Fresh export sales updates for the week of Dec. 11 leaned constructive across crops and add near-term demand visibility. Wheat sales were 432,609 MT, corn sales reached 1.74 MMT (toward the high end of estimates), and soybean sales hit 2.396 MMT (a marketing-year high), with China the largest soybean buyer at 1.38 MMT for that week.
South America weather is turning into a two-speed story that can swing intraday sentiment. Heavy rain is forecast for the northern Argentinian Pampas with rising flood and excess-moisture risk, while the Southern Pampas are expected to trend drier during a crucial development window for corn and soybeans—an unusually split setup that can create both localized losses and localized stress depending on where the worst hits.
Brazil’s pattern is broadly supportive for crop development but not uniform. More widespread rainfall in the south and scattered showers in central areas are boosting soil moisture as soybeans move into pod fill, yet parts of São Paulo and Minas Gerais are expected to see much less precipitation alongside very hot temperatures when it is not raining—an early watchpoint for pockets of stress.
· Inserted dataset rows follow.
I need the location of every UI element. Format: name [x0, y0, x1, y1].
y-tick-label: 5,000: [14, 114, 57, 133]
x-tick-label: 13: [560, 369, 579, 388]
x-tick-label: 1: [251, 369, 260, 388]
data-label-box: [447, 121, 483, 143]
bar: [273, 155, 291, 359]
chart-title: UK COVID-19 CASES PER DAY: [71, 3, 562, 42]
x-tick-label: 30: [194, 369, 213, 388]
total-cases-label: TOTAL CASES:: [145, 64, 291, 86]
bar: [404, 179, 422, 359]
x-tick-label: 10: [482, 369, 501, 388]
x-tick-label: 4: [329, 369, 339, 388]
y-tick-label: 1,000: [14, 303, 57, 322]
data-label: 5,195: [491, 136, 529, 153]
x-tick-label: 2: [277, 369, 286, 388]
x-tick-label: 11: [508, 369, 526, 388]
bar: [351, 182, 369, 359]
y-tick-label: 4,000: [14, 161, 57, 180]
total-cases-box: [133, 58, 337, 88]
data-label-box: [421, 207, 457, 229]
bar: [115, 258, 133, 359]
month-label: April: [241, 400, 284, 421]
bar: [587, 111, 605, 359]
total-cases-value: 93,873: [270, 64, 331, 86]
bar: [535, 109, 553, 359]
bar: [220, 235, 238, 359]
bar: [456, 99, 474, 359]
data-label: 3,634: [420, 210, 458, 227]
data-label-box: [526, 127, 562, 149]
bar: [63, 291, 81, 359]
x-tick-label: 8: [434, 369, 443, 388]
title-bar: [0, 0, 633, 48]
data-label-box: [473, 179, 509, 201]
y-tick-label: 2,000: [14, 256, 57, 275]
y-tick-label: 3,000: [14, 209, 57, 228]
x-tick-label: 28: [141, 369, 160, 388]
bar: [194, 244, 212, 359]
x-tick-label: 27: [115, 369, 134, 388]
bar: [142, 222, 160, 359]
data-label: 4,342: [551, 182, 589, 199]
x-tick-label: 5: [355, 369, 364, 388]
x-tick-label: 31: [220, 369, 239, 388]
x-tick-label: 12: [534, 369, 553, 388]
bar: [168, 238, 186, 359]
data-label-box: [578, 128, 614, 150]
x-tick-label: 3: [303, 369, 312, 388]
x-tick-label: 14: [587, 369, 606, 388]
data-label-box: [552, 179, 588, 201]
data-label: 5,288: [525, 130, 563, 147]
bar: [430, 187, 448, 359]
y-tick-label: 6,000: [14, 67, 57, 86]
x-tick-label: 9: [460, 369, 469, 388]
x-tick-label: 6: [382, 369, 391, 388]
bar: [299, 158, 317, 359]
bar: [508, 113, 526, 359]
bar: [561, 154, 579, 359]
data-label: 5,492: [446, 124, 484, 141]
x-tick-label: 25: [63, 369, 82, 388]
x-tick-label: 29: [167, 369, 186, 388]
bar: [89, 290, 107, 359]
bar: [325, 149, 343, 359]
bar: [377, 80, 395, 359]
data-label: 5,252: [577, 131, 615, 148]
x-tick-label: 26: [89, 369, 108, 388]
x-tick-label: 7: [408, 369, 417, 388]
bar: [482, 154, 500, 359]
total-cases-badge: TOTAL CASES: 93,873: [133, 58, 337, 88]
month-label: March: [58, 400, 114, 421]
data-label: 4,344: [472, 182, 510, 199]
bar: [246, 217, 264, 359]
Supply-side headlines from Brazil are also shaping the tone in soybeans. AgRural raised its 2025/26 Brazil soybean estimate to 180.4 MMT (from 178.5 MMT), with yield pegged at 61.2 bags/ha and area at 49.1 million ha, while noting harvest has started in some locations but is not expected to advance before January—an update that reinforces the “big Brazil” narrative and can cap soybean rallies.
Russia’s wheat fundamentals remain a longer-horizon input for global wheat pricing. Sovecon said Russia is gradually sowing less wheat due to declining margins tied to floating export taxes, projecting lower total wheat area and a 2026 wheat harvest of 83.8 MMT, while officials reiterated a 53m–55m ton grain export plan and noted exports to the Middle East have edged higher season-to-date, including increased volumes to Turkey and Israel.
Outside markets and veg oils are an additional cross-current today. Malaysian palm oil was higher overnight, Indonesia set a 2026 biodiesel quota similar to this year’s, and U.S. energy data timing is shifted with the EIA report delayed due to the holiday schedule—factors that can influence soyoil direction and, by extension, soybean spreads during thinner trade.
Positioning and liquidity signals suggest moves can overshoot. Preliminary open interest changes showed declines across corn and especially soybeans, and overnight indications had soymeal firmer while soyoil eased—conditions that can amplify headline reactions rather than dampen them.
Wheat: Mar ’26 CBOT wheat is at $5.17 1/2, up 2 cents early Tuesday. Support is coming from Black Sea disruption risk after the Odesa strike and steady U.S. export flow/sales updates, while January cold-risk commentary for parts of Russia keeps winterkill sensitivity in the background.
Corn: Mar ’26 CBOT corn is at $4.47 1/4, up 1/4 cent. The tone is underpinned by strong U.S. export sales (1.74 MMT for the week of Dec. 11) and solid inspections, with South America’s mixed Argentina moisture outlook a key variable traders will watch for follow-through.
Soybeans: Jan ’26 CBOT soybeans are at $10.50 3/4, down 2 1/2 cents early. Record-strong weekly U.S. soybean sales are supportive, but the market is weighing that demand against AgRural’s higher Brazil production estimate and the day’s softer soyoil tone, keeping soybeans the most two-sided leg of the complex at the start.